Run for the hills….

If you had mentioned “business angel investing” to private investors at the tail-end of last year, they would have gathered their children and run for the hills. However, in the last six months we have seen people being tempted down from their hideaways to start placing the odd £20,000 into entrepreneurial ventures that hope to make it big in the next three to five years and exit when everything is looking rosier.

Perhaps they heard that Microsoft, Google and Skype were all founded in a recession and they want to play at being a real “dragon”. They are already over-exposed in traditional asset classes such as property and the stock market and are looking for growth.

Or perhaps it is because of the latest research from NESTA (National Endowment for Science, Technology and the Arts) in collaboration with the BBAA says that the 158 UK-based angel investors they surveyed in late 2008 made an Internal Rate of Return of approximately 22% in a holding period of just under four years.

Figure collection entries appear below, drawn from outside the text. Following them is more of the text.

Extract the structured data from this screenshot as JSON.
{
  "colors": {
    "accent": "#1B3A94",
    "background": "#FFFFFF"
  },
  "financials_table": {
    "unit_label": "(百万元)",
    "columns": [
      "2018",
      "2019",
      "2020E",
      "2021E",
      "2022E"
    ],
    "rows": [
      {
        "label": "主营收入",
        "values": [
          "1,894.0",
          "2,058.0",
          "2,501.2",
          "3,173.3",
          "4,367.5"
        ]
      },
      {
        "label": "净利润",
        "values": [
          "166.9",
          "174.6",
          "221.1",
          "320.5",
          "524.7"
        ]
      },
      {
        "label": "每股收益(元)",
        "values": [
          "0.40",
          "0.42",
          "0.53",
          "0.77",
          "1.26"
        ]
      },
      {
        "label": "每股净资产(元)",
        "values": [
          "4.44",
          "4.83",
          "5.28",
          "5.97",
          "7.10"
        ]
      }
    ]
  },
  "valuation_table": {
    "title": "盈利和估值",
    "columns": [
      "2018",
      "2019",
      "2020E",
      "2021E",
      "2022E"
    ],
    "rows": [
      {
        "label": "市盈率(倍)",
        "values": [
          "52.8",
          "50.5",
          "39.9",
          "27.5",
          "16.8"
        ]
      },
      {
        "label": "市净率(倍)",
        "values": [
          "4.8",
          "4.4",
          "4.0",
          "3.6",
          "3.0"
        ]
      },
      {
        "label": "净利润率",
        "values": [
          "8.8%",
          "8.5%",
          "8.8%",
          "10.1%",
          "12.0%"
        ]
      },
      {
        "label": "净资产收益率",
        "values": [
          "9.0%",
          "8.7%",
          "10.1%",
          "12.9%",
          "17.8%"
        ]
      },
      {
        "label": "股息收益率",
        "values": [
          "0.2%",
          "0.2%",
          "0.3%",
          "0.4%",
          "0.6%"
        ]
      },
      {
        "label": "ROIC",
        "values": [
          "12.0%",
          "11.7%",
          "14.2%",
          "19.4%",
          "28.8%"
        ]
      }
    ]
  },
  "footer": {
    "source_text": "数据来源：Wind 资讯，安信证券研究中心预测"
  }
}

So should everyone be tearing down the hill to put all their available cash into the first entrepreneur they come across with a Baldrickian cunning plan? Best not. The research report goes on to say that the most likely outcome in any one angel investment is failure, with 56% of the exits failing to return any capital. But then 9% generate more than 10 times the capital invested, which is why people get excited about the idea of betting on the nose, rather than putting their surplus cash into complicated derivative products which few people really understand.

We have seen a huge number of enquiries from entrepreneurs seeking finance of £200,000 to £2m. This may be, in part, because of the banks have stopped lending, apart from the occasional loan under the new Enterprise Finance Guarantee Scheme, which looks like becoming more accessible after the banks’ initial rabbit-in-the-headlights response in the first few months after its introduction in January 2009. It may also be due to the fact that many have been pushed out of their jobs and have been forced to make that decision to take the entrepreneurial leap.

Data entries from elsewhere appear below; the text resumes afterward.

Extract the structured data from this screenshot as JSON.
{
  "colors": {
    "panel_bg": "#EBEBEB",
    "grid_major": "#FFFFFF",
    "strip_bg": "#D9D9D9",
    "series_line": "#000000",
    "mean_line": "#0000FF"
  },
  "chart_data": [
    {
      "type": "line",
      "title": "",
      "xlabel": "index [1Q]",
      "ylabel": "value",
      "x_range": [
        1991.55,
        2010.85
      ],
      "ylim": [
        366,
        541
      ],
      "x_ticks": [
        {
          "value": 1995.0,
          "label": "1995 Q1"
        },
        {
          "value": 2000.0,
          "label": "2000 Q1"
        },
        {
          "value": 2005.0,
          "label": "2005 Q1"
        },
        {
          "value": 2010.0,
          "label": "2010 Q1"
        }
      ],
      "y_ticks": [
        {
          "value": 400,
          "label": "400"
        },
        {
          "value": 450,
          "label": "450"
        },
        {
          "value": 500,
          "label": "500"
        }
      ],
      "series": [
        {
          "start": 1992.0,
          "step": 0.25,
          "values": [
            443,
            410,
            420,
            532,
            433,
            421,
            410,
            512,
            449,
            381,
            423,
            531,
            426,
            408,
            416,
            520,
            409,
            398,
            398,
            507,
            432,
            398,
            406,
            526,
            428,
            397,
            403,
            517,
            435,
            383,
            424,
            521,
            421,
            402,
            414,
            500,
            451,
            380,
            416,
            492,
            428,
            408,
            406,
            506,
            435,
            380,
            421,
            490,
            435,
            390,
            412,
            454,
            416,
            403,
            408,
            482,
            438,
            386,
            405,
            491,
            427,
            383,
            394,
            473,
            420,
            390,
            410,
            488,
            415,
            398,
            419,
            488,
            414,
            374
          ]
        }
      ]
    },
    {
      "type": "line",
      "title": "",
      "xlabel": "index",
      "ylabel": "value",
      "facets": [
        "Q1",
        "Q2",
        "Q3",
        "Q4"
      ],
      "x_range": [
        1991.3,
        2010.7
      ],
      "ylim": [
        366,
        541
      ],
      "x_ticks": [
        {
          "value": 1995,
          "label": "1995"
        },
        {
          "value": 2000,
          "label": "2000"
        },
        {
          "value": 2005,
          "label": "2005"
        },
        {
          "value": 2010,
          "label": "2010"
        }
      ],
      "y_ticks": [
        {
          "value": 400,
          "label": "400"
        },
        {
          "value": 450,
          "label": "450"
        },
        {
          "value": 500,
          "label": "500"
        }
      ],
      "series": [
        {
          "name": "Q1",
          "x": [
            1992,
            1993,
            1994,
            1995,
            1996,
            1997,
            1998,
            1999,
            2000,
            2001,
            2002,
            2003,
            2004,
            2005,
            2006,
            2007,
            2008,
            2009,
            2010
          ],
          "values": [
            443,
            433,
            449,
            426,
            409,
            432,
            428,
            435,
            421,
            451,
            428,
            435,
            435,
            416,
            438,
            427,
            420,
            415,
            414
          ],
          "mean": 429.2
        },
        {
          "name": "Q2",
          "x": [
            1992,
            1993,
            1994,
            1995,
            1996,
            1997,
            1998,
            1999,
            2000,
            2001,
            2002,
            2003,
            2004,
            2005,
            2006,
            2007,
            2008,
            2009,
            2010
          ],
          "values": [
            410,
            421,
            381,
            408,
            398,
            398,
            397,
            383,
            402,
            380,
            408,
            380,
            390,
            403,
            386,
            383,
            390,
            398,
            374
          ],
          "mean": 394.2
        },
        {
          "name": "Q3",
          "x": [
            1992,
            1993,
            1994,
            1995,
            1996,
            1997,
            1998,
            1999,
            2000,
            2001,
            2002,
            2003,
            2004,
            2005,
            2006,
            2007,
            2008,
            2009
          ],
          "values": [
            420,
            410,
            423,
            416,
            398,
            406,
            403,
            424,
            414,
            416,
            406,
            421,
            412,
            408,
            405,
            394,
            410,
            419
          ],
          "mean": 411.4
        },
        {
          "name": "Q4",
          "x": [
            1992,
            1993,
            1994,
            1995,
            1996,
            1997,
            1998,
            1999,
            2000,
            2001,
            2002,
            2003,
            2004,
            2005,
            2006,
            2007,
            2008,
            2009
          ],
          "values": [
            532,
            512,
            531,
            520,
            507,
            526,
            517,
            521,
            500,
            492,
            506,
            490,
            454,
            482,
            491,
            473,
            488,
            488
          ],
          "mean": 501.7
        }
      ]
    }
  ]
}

If you want to become a dragon and invest in some of these entrepreneurs, you need to tread carefully. You need to avoid the disguised rescues, which are companies who have left it too late and will go bust within a matter of weeks. You also need to avoid the serial dabblers (“this is my idea this week”), the overpaid executive team (“we will pay ourselves £150,000 per year even though we haven’t made a profit yet”), the top-down sales approach with ludicrous sales projections (“all we need is just 1% of this £60bn market”), and the complicated deal structure (“you will invest in this subsidiary over here while all the intellectual property resides in that business over there”). Where possible, it helps to make the investment using the Enterprise Investment Scheme (EIS), which provides generous tax incentives.

Again, looking at the research, the most successful private investors are those with entrepreneurial expertise, especially those investing in opportunities in which they have specific industry experience. If you do not have this personally, ensure you are investing alongside someone who does.

So if you are tempted to come down from the hills, the pastures are green and verdant, but you need to look out for the cow pats.